Why Ethereum miners are making more than Bitcoin miners
After the China’s ban on mining, other countries around the world opened up avenues for mining activities which are now picking up again. Now, in terms of mining revenue, BTC miners generally dominate the front. However, as per CoinShares Research, the trend has seemingly reversed in the last three months. As a result, ETH miners maintained a lead over BTC miners in gross revenue, of late.
August data showed that ETH miners earned $1.98 billion in revenue while BTC miners made $1.4 billion. Both, transaction fees and block rewards constitute mining revenue along with the price of the asset at that point. And ETH miners made over $690 million in transaction fees against $18.72 million made by Bitcoin miners in August.
BTC miners seem to make a large part of their revenue from mining rewards of 6.25 BTC per verified block instead of transaction fees. As per research, this is the longest period in history, that ETH miners beat BTC miners in revenues.
But, will higher revenues alone determine profitability?
Not necessarily. Bitcoin has a high operating cost and ETH EIP-1559 can impact the revenues in the short term, for Ethereum. However, that was not the case so far. Up until August, both transaction fees and the price of ETH supported ETH mining revenue.

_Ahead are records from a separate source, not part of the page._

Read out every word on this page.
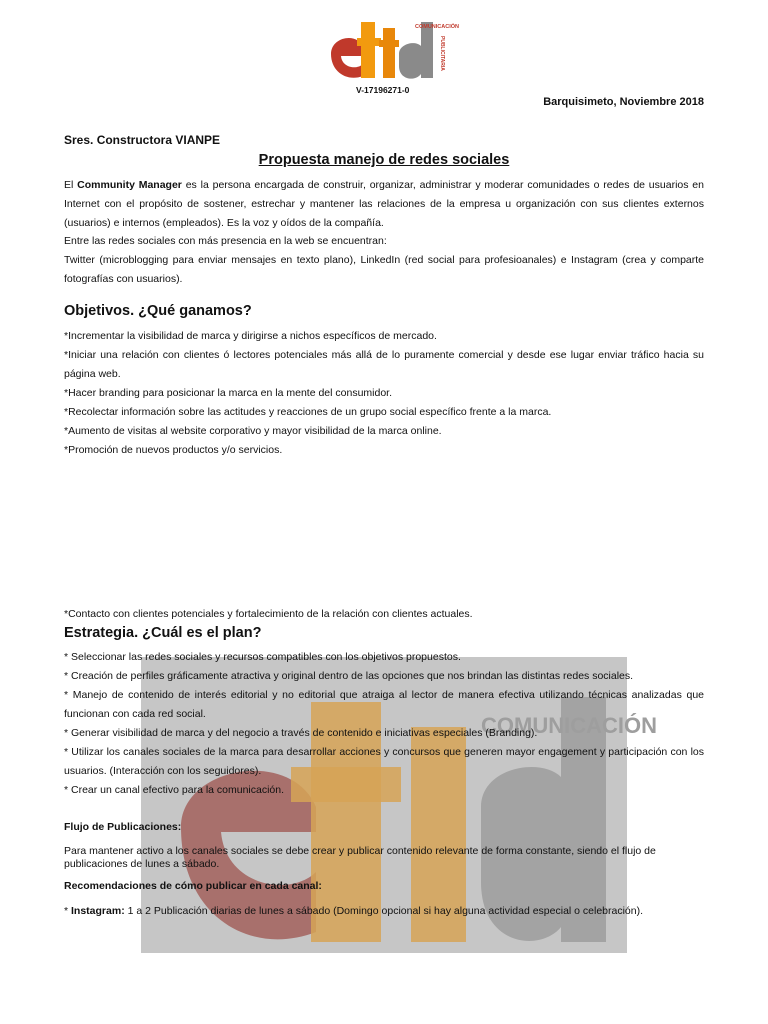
COMUNICACIÓN
COMUNICACIÓN
PUBLICITARIA
V-17196271-0
Barquisimeto, Noviembre 2018
Sres. Constructora VIANPE
Propuesta manejo de redes sociales
El Community Manager es la persona encargada de construir, organizar, administrar y moderar comunidades o redes de usuarios en Internet con el propósito de sostener, estrechar y mantener las relaciones de la empresa u organización con sus clientes externos (usuarios) e internos (empleados). Es la voz y oídos de la compañía.
Entre las redes sociales con más presencia en la web se encuentran:
Twitter (microblogging para enviar mensajes en texto plano), LinkedIn (red social para profesioanales) e Instagram (crea y comparte fotografías con usuarios).
Objetivos. ¿Qué ganamos?
*Incrementar la visibilidad de marca y dirigirse a nichos específicos de mercado.
*Iniciar una relación con clientes ó lectores potenciales más allá de lo puramente comercial y desde ese lugar enviar tráfico hacia su página web.
*Hacer branding para posicionar la marca en la mente del consumidor.
*Recolectar información sobre las actitudes y reacciones de un grupo social específico frente a la marca.
*Aumento de visitas al website corporativo y mayor visibilidad de la marca online.
*Promoción de nuevos productos y/o servicios.
*Contacto con clientes potenciales y fortalecimiento de la relación con clientes actuales.
Estrategia. ¿Cuál es el plan?
* Seleccionar las redes sociales y recursos compatibles con los objetivos propuestos.
* Creación de perfiles gráficamente atractiva y original dentro de las opciones que nos brindan las distintas redes sociales.
* Manejo de contenido de interés editorial y no editorial que atraiga al lector de manera efectiva utilizando técnicas analizadas que funcionan con cada red social.
* Generar visibilidad de marca y del negocio a través de contenido e iniciativas especiales (Branding).
* Utilizar los canales sociales de la marca para desarrollar acciones y concursos que generen mayor engagement y participación con los usuarios. (Interacción con los seguidores).
* Crear un canal efectivo para la comunicación.
Flujo de Publicaciones:
Para mantener activo a los canales sociales se debe crear y publicar contenido relevante de forma constante, siendo el flujo de publicaciones de lunes a sábado.
Recomendaciones de cómo publicar en cada canal:
* Instagram: 1 a 2 Publicación diarias de lunes a sábado (Domingo opcional si hay alguna actividad especial o celebración).
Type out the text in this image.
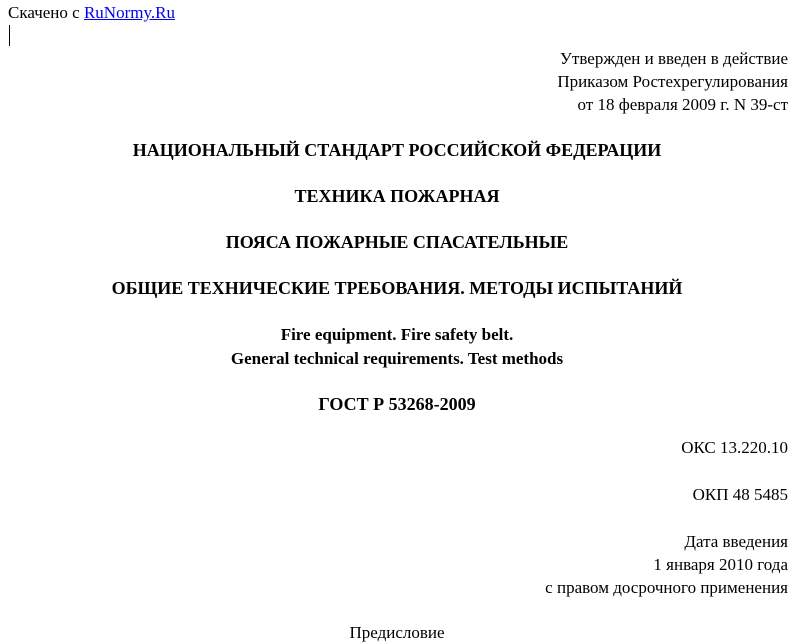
Скачено с RuNormy.Ru
Утвержден и введен в действие
Приказом Ростехрегулирования
от 18 февраля 2009 г. N 39-ст
НАЦИОНАЛЬНЫЙ СТАНДАРТ РОССИЙСКОЙ ФЕДЕРАЦИИ
ТЕХНИКА ПОЖАРНАЯ
ПОЯСА ПОЖАРНЫЕ СПАСАТЕЛЬНЫЕ
ОБЩИЕ ТЕХНИЧЕСКИЕ ТРЕБОВАНИЯ. МЕТОДЫ ИСПЫТАНИЙ
Fire equipment. Fire safety belt.
General technical requirements. Test methods
ГОСТ Р 53268-2009
ОКС 13.220.10
ОКП 48 5485
Дата введения
1 января 2010 года
с правом досрочного применения
Предисловие
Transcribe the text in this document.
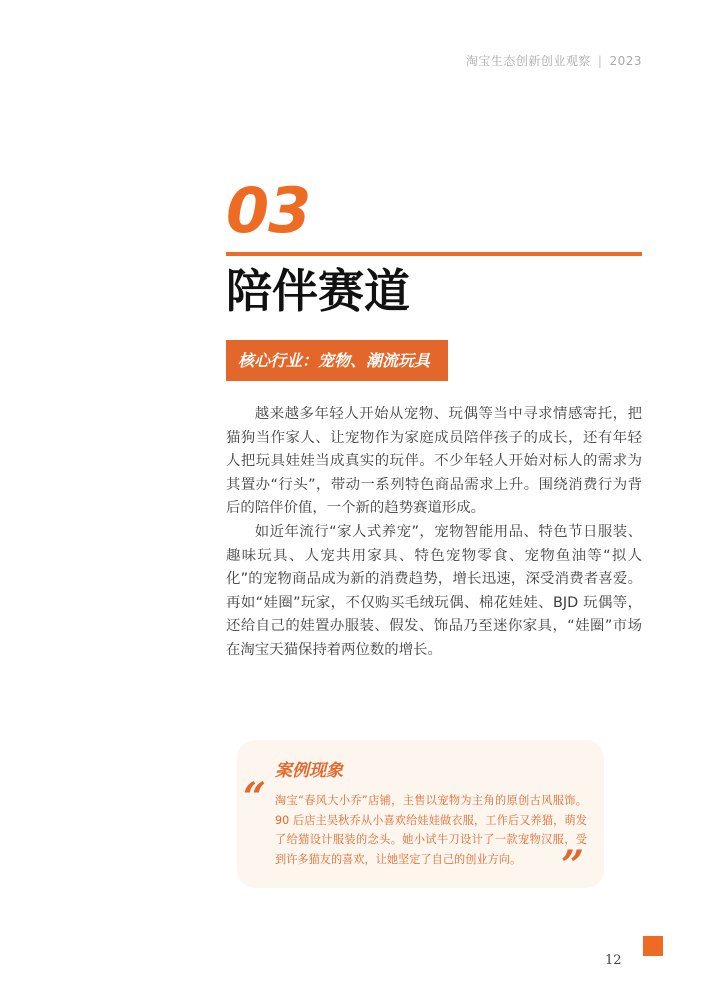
淘宝生态创新创业观察 | 2023
03
陪伴赛道
核心行业：宠物、潮流玩具

越来越多年轻人开始从宠物、玩偶等当中寻求情感寄托，把猫狗当作家人、让宠物作为家庭成员陪伴孩子的成长，还有年轻人把玩具娃娃当成真实的玩伴。不少年轻人开始对标人的需求为其置办“行头”，带动一系列特色商品需求上升。围绕消费行为背后的陪伴价值，一个新的趋势赛道形成。

如近年流行“家人式养宠”，宠物智能用品、特色节日服装、趣味玩具、人宠共用家具、特色宠物零食、宠物鱼油等“拟人化”的宠物商品成为新的消费趋势，增长迅速，深受消费者喜爱。再如“娃圈”玩家，不仅购买毛绒玩偶、棉花娃娃、BJD 玩偶等，还给自己的娃置办服装、假发、饰品乃至迷你家具，“娃圈”市场在淘宝天猫保持着两位数的增长。

案例现象
“ 淘宝“春风大小乔”店铺，主售以宠物为主角的原创古风服饰。90 后店主吴秋乔从小喜欢给娃娃做衣服，工作后又养猫，萌发了给猫设计服装的念头。她小试牛刀设计了一款宠物汉服，受到许多猫友的喜欢，让她坚定了自己的创业方向。 ”
12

The burn rate of base fees after the upgrade has also been covered by priority fees and tips. At press time, the burn rate stood at 7.11 ETH/min. Increased activity and bullish prices further seem to support the revenue as well.
Based on cost computing, including electricity, analysis by CoinWarz, ETH mining revenue amounted to $38.23 and profit was at $36.43 per day. Due to high electricity cost, revenue for BTC mining was $39.02 and profit was $31.22 per day, at press time. Therefore, the ETH mining profit-margin stood at over 94%, which was higher than that of BTC, at 90%.
Meanwhile, the latest data by Glassnode points to Miners’ Netflow Volume. It is currently at a one-month low, down by -15.913 BTC on September 5. Simply put, negative flows reflect liquidation by BTC miners. Also it can precede a difficulty upgrade on the Bitcoin network. \
BTC is expected to revise its difficulty from 17.62 T as the hash rate is constantly improving and stood at 128.53 EH/s at press time. A higher difficulty can, therefore, further impede the income of BTC miners.